On Time Optimization of Centroidal Momentum Dynamics

TL;DR

This paper introduces two convex relaxation methods for time-optimized centroidal momentum dynamics, enabling real-time, dynamically consistent motion planning for humanoid robots in multi-contact scenarios.

Contribution

It presents novel convex relaxations based on trust regions and soft constraints that allow efficient, real-time timing optimization in centroidal momentum dynamics planning.

Findings

Convex relaxations achieve solutions close to original non-convex problem.

Timing optimization improves motion planning flexibility.

Approach demonstrated in multi-contact humanoid robot scenarios.

Abstract

Recently, the centroidal momentum dynamics has received substantial attention to plan dynamically consistent motions for robots with arms and legs in multi-contact scenarios. However, it is also non convex which renders any optimization approach difficult and timing is usually kept fixed in most trajectory optimization techniques to not introduce additional non convexities to the problem. But this can limit the versatility of the algorithms.
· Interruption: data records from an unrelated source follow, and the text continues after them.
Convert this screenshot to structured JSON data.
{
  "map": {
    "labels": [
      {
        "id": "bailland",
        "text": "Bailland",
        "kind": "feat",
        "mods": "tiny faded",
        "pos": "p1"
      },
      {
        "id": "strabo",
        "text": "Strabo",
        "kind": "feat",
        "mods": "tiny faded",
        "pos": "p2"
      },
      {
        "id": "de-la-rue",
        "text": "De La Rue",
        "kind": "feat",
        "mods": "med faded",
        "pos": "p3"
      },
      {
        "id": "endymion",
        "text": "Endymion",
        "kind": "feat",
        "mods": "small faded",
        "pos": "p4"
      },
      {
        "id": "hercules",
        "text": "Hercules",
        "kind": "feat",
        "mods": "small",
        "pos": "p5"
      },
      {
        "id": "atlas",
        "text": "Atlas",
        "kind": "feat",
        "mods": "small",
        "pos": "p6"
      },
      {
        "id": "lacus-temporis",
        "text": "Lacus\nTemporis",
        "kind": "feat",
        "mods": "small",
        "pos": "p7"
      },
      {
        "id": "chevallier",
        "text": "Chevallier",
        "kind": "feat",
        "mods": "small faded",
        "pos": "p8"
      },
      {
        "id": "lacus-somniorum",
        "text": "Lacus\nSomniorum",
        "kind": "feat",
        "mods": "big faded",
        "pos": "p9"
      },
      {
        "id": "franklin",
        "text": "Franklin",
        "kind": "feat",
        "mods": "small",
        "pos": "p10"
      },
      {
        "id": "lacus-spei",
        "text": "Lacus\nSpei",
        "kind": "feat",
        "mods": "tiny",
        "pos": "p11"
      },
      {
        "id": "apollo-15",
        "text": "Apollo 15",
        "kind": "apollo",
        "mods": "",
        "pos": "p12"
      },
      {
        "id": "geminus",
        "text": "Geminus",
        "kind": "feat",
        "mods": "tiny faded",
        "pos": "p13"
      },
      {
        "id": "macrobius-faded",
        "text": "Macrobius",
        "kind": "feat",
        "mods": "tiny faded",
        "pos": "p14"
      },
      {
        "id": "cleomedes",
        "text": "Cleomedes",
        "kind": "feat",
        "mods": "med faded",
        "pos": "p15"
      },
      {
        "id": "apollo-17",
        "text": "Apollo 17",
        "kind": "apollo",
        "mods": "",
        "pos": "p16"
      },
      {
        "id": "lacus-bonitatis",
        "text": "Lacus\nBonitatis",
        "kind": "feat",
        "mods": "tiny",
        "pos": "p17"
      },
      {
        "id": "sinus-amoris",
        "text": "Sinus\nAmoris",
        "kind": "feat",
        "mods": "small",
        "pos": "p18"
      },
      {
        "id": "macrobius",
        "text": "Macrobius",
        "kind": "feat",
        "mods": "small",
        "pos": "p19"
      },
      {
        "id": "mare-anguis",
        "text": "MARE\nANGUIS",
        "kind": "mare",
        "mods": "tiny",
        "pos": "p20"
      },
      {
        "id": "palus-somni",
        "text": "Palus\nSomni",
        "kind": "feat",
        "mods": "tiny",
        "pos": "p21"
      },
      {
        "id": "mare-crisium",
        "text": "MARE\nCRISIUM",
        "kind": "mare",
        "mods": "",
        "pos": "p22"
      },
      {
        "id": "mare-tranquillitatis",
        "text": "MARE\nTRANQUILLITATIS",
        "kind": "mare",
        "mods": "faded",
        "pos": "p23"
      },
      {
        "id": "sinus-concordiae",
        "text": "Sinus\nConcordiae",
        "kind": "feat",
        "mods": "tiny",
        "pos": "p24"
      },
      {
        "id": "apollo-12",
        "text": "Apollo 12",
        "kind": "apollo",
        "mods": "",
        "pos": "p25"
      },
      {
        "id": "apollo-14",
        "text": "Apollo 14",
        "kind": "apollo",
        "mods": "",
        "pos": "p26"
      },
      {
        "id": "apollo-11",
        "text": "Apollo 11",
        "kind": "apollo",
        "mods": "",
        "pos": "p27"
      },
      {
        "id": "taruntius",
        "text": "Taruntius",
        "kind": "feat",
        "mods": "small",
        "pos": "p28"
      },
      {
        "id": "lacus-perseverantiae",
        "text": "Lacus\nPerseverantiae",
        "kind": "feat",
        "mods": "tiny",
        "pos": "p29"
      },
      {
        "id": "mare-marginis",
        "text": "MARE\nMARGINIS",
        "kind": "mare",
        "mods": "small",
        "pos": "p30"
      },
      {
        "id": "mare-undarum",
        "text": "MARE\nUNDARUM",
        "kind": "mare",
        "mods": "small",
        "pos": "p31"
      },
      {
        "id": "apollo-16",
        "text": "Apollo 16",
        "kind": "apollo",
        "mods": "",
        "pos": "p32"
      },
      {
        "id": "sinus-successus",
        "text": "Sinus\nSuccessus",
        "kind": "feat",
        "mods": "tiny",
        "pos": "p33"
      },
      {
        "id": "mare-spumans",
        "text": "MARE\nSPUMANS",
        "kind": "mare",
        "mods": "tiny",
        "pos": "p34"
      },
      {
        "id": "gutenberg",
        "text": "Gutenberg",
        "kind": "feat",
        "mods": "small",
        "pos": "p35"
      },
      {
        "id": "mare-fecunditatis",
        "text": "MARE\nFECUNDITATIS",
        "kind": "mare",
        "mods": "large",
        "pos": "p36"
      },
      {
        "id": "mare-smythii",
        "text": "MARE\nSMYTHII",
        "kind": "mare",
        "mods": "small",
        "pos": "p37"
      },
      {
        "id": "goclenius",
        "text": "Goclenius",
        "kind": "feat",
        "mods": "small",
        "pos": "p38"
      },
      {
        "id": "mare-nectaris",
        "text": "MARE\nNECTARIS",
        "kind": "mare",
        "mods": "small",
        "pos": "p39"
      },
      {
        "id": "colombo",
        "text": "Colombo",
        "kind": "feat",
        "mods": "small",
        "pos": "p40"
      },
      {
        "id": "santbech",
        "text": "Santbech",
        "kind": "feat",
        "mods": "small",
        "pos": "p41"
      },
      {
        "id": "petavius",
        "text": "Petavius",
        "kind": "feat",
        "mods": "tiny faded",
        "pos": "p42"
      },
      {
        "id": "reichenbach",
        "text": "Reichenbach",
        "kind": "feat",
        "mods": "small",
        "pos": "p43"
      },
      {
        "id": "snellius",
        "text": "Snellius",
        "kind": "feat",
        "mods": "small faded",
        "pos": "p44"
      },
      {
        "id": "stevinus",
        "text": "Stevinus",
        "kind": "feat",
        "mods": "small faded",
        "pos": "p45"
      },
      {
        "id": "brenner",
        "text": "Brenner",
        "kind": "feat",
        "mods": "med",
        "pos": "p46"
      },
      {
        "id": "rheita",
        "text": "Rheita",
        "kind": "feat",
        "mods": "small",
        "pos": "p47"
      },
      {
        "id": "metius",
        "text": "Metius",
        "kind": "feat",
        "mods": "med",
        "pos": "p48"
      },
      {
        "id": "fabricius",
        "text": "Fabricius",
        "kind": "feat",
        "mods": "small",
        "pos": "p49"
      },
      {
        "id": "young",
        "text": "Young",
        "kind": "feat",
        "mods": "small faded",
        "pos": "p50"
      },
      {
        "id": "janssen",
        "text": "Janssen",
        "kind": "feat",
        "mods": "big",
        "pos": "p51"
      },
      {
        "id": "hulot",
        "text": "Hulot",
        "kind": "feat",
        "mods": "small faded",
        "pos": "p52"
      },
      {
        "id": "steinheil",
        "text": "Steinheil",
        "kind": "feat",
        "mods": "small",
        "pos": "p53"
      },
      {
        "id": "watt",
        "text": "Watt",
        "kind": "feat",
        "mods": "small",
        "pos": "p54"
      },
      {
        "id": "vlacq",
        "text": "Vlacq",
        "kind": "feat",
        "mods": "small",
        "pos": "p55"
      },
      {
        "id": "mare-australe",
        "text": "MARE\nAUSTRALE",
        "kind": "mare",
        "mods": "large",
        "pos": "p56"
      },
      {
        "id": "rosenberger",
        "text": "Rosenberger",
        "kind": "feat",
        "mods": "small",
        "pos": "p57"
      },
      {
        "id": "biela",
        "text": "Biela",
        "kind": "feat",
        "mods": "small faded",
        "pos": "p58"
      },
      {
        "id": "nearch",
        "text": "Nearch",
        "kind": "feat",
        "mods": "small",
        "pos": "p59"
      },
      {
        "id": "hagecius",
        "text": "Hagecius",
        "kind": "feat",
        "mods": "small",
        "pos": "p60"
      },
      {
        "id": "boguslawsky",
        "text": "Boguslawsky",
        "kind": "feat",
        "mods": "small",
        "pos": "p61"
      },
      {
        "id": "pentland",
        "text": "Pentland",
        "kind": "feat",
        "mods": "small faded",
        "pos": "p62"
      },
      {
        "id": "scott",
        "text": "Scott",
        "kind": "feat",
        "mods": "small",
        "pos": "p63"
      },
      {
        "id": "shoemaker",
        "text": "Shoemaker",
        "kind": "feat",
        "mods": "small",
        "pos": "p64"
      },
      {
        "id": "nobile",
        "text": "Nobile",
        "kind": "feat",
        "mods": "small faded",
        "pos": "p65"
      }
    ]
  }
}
In our previous work, we proposed a convex relaxation of the problem that allowed to efficiently compute momentum trajectories and contact forces. However, our approach could not minimize a desired angular momentum objective which seriously limited its applicability. Noticing that the non-convexity introduced by the time variables is of similar nature as the centroidal dynamics one, we propose two convex relaxations to the problem based on trust regions and soft constraints. The resulting approaches can compute time-optimized dynamically consistent trajectories sufficiently fast to make the approach realtime capable. The performance of the algorithm is demonstrated in several multi-contact scenarios for a humanoid robot. In particular, we show that the proposed convex relaxation of the original problem finds solutions that are consistent with the original non-convex problem and illustrate how timing optimization allows to find motion plans that would be difficult to plan with fixed timing.